In 2008, Ellis, an immigrant born in Colombia, South America, held the first naturalization ceremony at Arlington National Cemetery, giving “an emotional tribute,” according to an account from The Washington Post. He had regularly held similar ceremonies in his own courtroom, but — according to the Post — he wanted to do something special. He also refused to have politicians at the event, according to the paper.

One white-collar defense attorney with experience in the Virginia federal court said Ellis seemed to relish high-profile cases, like John Walker Lindh — the American who pleaded guilty to reduced charges after fighting for the Taliban — and Rep. William Jefferson — convicted of corruption after stashing some of his ill-gotten money in his freezer.

For those looking for clues as to how he will rule and how he will run a trial — which, for Manafort, is set to begin July 10, he offered guidance more than 30 years ago in his own confirmation hearing that some think still holds today.

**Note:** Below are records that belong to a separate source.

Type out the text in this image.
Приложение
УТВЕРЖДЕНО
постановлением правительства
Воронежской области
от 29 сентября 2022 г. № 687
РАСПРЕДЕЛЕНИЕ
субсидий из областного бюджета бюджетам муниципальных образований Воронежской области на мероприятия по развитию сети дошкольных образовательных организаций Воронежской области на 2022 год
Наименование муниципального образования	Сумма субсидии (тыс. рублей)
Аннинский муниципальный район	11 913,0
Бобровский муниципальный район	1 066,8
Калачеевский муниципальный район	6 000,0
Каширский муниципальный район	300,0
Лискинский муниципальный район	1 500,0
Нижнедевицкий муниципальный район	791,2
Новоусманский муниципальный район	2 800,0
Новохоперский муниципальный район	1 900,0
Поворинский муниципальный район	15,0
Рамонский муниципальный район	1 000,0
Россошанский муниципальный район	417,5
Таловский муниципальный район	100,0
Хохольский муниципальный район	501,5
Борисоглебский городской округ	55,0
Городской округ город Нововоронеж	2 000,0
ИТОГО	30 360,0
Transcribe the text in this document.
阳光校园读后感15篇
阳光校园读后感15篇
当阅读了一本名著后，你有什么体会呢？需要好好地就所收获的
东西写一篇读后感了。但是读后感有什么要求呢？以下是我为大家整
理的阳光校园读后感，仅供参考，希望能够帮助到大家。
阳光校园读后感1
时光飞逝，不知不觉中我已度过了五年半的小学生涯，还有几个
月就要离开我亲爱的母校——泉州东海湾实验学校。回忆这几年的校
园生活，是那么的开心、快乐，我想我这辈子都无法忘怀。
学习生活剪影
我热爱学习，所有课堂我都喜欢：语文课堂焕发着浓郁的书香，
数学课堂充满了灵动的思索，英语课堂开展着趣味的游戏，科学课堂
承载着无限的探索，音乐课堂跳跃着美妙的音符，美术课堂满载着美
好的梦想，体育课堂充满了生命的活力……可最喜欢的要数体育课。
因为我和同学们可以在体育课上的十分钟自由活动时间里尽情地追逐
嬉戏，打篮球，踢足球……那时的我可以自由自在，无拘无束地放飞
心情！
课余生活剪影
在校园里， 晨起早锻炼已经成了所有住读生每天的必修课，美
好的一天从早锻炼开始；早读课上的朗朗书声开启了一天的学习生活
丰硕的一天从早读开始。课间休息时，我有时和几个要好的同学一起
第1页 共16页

Ellis repeatedly expounded on the need for moving a proceeding along without delay. “My experience in trying complex cases has led me to conclude that it is vitally important that judges act purposefully and firmly to manage these cases,” he told the senators. “Complex litigation must be carefully planned. It is not enough simply to permit the parties to move the litigation at the pace they choose and in directions they choose, for there is invariably no agreement on pace or direction.”

Already the Manafort case is unusual, as noted by the D.C.-based federal judge who is also poised to hold her own Manafort trial months after Ellis. Judge Amy Berman Jackson, in one court proceeding, said the outcome in Virginia could present legal complications if a decision by her is different. In fact, she recently ruled against a similar motion by Manafort to dismiss the case.

But for now, Ellis is the focus, and how he will rule is anyone’s guess.